To determine z-score using a spreadsheet, you'll need to input your values and determine the average for the range and the stadard deviation. Using the formulas:
You'll find that the following values have a mean of 12.17 and a standard deviation of 6.4.
|1||Factor (x)||Mean (μ)||St. Dev. (σ)|
Using the z-score formula, you can figure out each factor's z-score. Use the following formula in D2, then D3, and so on:
Cell D2 = ( A2 - B2 ) / C2
Cell D3 = ( A3 - B3 ) / C3
|1||Factor (x)||Mean (μ)||St. Dev. (σ)||Z-Score|
How the Z-Score Is Used
In it's most basic form, the z-score allows you determine how far (measured in standard deviations) the returns for the stock you're evaluating are from the mean of a sample of stocks. The average score you have could be the mean of a stock's annual return, the average return of the index it is listed on, or the average return of a selection of stocks you've picked.
Some traders use the z-scores in more advanced evalulation methods, such as weighting each stock's return to use factor investing, where stocks are evaluated based on specific attributes using z-scores and standard deviation. In the forex markets, traders use z-scores and confidence limits to test the capability of a trading system to generate winning and losing streaks.
Z-Scores vs. Standard Deviation
In most large data sets (assuming a normal distribution of data), 99.7% of values lie between -3 and 3 standard deviations, 95% between -2 and 2 standard deviations, and 68% between -1 and 1 standard deviations.
Standard deviation indicates the amount of variability (or dispersion) within a given data set. For instance, if a sample of normally distributed data had a standard deviation of 3.1, and another had one of 6.3, the model with a standard deviation (SD) of 6.3 is more dispersed and would graph with a lower peak than the sample with an SD of 3.1.
A distribution curve has negative and positive sides, so there are positive and negative standard deviations and z-scores. However, this has no relevance to the value itself other than indicating which side of the mean it is on. A negative value means it is on the left of the mean, and a positive value indicates it is on the right.
The z-score shows the number of standard deviations a given data point lies from the mean. So, standard deviation must be calculated first because the z-score uses it to communicate a data point's variability.
How Is Z-Score Used in Real Life?
A z-score is used in many real-life applications, such as medical evaluations, test scoring, business decision-making, and investing and trading opportunity measurements. Traders that use statistical measures like z-scores to evaluate trading opportunities are called quant traders (quantitative traders).
What Is a Good Z-Score?
The higher (or lower) a z-score is, the further away from the mean the point is. This isn't necessarily good or bad; it merely shows where the data lies in a normally distributed sample. This means it comes down to preference when evaluating an investment or opportunity. For example, some investors use a z-score range of -3.0 to 3.0 because 99.7% of normally distributed data falls in this range, while others might use -1.5 to 1.5 because they prefer scores closer to the mean.

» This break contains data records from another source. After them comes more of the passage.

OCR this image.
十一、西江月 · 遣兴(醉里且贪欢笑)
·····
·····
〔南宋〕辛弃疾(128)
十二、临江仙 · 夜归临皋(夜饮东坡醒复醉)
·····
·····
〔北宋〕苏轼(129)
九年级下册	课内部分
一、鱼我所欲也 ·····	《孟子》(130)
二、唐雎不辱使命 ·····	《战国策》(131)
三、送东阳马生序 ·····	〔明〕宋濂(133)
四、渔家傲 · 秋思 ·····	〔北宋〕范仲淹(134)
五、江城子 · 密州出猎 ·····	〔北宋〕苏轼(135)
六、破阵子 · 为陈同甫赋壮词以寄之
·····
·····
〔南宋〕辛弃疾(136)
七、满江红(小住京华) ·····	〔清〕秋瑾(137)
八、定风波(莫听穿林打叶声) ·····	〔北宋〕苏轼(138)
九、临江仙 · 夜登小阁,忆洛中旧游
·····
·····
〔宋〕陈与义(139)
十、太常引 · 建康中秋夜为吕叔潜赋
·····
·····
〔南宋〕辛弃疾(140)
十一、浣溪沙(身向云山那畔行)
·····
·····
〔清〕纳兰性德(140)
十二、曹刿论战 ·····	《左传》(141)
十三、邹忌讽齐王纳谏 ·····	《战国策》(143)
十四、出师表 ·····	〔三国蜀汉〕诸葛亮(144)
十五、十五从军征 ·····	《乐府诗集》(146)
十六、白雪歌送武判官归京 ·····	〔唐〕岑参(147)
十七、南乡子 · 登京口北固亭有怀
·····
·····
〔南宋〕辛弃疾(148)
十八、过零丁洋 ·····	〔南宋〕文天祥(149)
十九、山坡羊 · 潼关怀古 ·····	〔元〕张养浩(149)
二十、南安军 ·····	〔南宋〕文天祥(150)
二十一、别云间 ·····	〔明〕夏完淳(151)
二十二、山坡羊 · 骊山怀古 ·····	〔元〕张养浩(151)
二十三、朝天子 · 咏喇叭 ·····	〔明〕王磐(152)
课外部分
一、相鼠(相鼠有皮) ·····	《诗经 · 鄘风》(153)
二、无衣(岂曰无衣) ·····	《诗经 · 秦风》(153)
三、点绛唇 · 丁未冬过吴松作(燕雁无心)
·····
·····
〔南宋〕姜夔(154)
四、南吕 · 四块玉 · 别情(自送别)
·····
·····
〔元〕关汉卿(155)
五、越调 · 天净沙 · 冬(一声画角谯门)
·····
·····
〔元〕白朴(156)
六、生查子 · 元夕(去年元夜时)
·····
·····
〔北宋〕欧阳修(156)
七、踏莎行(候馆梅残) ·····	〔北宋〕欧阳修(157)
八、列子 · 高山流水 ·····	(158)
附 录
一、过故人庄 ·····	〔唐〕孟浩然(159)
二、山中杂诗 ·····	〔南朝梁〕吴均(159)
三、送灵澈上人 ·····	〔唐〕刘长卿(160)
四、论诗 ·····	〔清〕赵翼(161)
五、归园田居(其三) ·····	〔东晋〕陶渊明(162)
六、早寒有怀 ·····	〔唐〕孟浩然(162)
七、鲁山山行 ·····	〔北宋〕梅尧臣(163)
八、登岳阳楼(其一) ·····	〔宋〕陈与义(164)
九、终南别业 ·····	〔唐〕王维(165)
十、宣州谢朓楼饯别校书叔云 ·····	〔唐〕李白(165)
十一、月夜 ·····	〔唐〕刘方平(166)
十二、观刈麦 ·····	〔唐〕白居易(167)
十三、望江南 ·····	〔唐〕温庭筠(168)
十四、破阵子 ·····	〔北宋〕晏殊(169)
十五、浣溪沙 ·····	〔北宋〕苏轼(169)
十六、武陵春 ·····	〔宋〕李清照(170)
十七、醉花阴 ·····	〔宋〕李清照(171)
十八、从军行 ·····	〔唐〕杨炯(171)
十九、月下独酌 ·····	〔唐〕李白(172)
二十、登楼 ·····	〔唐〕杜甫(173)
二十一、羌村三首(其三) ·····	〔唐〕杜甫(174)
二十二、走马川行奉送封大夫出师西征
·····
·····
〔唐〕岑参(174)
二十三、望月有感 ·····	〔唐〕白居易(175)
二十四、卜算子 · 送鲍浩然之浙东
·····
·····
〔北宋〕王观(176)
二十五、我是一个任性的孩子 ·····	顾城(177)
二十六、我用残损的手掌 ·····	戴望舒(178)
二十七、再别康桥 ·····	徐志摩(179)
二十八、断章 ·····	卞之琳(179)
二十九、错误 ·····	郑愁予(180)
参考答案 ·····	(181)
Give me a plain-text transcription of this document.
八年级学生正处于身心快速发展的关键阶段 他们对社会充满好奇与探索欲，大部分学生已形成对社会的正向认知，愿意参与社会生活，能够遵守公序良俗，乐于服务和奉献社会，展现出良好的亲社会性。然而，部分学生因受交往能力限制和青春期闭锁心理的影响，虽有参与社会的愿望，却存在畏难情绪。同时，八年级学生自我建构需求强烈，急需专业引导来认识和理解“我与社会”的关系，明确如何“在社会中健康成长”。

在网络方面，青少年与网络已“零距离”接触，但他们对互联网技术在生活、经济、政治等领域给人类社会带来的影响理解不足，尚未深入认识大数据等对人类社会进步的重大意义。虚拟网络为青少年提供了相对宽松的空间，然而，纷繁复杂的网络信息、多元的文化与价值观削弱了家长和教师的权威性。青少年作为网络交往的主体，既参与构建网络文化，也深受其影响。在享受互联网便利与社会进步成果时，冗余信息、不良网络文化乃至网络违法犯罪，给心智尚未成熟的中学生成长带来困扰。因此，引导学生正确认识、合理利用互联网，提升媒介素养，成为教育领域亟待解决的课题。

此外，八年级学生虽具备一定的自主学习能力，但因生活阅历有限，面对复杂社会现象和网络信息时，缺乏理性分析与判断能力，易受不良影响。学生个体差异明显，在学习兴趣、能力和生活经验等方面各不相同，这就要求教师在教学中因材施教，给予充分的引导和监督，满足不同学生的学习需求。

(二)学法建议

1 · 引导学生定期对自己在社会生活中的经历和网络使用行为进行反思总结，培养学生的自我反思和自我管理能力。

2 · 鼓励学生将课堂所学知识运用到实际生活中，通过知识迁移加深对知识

Why Is Z-Score So Important?
A z-score is important because it tells where your data lies in the data distribution. For example, if a z-score is 1.5, it is 1.5 standard deviations away from the mean. Because 68% of your data lies within one standard deviation (if it is normally distributed), 1.5 might be considered too far from average for your comfort.
The Bottom Line
A z-score is a statistical measurement that tells you how far away from the mean (or average) your datum lies in a normally distributed sample. At its most basic level, investors and traders use quantitative analysis methods such as a z-score to determine how a stock performs compared to other stocks or its own historical performance. In more advanced z-score uses, traders weigh investments based on desirable criteria, develop other indicators, or even try to predict the outcome of a trading strategy.